1. Foundational Classes of LLM-assisted Attacks

LLM-assisted attacks manifest in several canonical modalities:

  • Autonomous and Agentic Exploitation: LLMs act as multi-stage agents—conducting reconnaissance, vulnerability scanning, exploitation, post-exploitation lateral movement, and exfiltration. Modular frameworks integrate summarization, planning, experience retrieval, and command dispatch (e.g., AutoAttacker, (Xu et al., 2 Mar 2024)), achieving deterministic, high-throughput, hands-on-keyboard attack chains across realistic enterprise networks.
  • Feature-level Adversarial Attacks: Manipulating LLMs as black-box or collaborative agents to generate stealthy binary perturbations in static feature models (e.g., Drebin-style Android malware detection). Dual-agent designs can bypass high-accuracy detectors, leveraging retrieval-augmented generation (RAG) and iterative reasoning to achieve false-negative misclassification with high Attack Success Rate (ASR up to 97%)—see LAMLAD (Lan et al., 24 Dec 2025).

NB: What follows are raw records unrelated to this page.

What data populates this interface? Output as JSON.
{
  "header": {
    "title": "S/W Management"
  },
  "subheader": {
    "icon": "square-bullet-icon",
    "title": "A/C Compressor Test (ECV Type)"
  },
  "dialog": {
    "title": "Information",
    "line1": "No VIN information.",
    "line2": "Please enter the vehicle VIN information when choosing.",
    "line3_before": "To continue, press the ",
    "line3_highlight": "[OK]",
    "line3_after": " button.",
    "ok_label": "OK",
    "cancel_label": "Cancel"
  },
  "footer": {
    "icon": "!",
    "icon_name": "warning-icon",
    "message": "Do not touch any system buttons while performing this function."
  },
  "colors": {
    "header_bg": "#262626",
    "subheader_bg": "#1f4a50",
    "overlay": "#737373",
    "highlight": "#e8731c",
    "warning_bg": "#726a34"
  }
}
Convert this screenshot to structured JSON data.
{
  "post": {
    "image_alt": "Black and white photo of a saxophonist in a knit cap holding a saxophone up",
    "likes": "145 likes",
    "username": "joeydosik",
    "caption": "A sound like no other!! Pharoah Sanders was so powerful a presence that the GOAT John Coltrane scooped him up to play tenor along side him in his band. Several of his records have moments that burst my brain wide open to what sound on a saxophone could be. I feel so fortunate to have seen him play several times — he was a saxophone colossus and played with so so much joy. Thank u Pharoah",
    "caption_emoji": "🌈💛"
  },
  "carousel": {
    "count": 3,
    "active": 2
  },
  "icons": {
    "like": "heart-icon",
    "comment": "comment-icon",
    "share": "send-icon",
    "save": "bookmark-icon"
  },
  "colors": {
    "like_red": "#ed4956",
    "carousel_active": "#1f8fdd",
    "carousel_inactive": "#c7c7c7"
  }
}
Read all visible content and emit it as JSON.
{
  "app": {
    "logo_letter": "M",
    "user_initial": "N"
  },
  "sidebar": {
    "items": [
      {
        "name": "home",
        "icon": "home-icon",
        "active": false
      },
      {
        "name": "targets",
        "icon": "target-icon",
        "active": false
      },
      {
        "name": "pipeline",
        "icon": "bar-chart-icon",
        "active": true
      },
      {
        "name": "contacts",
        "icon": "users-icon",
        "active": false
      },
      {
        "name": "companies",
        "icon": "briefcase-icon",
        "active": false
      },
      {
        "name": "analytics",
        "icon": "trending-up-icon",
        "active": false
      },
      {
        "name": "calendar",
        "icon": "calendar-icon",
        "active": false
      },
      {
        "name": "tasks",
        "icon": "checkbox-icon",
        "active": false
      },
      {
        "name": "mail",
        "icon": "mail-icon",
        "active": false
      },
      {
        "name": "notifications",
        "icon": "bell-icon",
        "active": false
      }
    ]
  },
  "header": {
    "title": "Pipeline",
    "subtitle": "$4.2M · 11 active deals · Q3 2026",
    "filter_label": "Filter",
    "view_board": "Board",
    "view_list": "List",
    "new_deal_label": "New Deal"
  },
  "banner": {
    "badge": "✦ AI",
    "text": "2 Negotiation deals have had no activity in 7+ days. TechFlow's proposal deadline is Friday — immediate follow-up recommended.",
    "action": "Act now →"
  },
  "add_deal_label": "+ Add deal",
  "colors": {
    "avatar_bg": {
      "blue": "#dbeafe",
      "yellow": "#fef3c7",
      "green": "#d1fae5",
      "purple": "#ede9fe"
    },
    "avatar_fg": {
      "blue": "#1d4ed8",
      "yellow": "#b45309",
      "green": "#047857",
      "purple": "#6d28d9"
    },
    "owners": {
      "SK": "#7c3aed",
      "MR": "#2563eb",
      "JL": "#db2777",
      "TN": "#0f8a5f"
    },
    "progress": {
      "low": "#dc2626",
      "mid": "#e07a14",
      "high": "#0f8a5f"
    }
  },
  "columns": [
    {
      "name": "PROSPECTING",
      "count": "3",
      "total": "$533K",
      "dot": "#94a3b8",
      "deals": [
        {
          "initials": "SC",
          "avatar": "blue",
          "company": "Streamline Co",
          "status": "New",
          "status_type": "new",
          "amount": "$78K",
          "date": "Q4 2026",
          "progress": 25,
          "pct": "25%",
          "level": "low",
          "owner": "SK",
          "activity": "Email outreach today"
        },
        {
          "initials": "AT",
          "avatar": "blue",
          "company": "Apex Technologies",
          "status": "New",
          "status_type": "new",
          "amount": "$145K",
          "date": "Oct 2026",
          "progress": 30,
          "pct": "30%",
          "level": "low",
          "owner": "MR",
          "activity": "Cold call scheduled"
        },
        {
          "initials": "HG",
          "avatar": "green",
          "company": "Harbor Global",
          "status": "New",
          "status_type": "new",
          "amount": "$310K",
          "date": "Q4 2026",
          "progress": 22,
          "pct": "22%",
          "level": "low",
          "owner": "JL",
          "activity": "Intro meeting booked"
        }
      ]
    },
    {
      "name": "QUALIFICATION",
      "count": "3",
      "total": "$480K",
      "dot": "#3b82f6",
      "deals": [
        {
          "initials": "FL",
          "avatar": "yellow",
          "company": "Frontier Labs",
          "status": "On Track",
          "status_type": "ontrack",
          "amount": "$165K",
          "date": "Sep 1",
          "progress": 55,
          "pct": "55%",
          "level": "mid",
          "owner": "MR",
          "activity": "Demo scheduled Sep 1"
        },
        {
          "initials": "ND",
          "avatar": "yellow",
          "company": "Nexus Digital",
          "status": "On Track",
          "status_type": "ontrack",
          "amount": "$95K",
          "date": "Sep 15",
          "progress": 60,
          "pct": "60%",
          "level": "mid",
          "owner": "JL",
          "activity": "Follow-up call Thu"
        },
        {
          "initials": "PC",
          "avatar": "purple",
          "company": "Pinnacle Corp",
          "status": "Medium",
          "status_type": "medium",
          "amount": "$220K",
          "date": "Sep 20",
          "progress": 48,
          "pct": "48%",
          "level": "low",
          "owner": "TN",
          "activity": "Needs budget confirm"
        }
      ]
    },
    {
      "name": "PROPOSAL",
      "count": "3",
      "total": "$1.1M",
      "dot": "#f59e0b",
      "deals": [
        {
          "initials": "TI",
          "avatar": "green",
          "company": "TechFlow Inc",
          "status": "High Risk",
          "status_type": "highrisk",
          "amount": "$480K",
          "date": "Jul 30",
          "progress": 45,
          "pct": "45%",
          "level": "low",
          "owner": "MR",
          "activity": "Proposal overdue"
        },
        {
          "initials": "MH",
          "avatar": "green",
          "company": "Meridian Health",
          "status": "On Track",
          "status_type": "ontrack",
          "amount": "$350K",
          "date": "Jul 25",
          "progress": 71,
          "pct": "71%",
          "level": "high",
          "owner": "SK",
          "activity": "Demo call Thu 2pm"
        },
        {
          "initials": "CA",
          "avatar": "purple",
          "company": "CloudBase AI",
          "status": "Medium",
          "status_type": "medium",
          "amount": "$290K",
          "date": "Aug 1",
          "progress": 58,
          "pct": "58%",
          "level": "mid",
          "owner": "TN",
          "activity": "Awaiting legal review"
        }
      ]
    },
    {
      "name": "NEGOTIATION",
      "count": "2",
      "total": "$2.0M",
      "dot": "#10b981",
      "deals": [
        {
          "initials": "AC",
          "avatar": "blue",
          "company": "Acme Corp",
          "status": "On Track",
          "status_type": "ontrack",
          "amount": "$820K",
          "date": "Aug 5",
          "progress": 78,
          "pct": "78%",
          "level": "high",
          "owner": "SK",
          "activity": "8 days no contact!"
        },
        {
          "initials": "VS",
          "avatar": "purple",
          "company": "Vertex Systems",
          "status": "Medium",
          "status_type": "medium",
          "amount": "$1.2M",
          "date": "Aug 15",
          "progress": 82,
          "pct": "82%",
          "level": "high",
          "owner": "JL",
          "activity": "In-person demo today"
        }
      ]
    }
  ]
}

  • Tool-Calling and Pipeline Manipulation: Attacks subvert LLM-integrated tool-calling platforms, using adversarial tool descriptions to hijack retrieval and scheduling, exfiltrate user queries, trigger denial-of-service, and bias tool invocation (ToolCommander, (Wang et al., 13 Dec 2024)). Embedding optimized suffixes in JSON schemas achieves retrieval and manipulation conditions across multiple models.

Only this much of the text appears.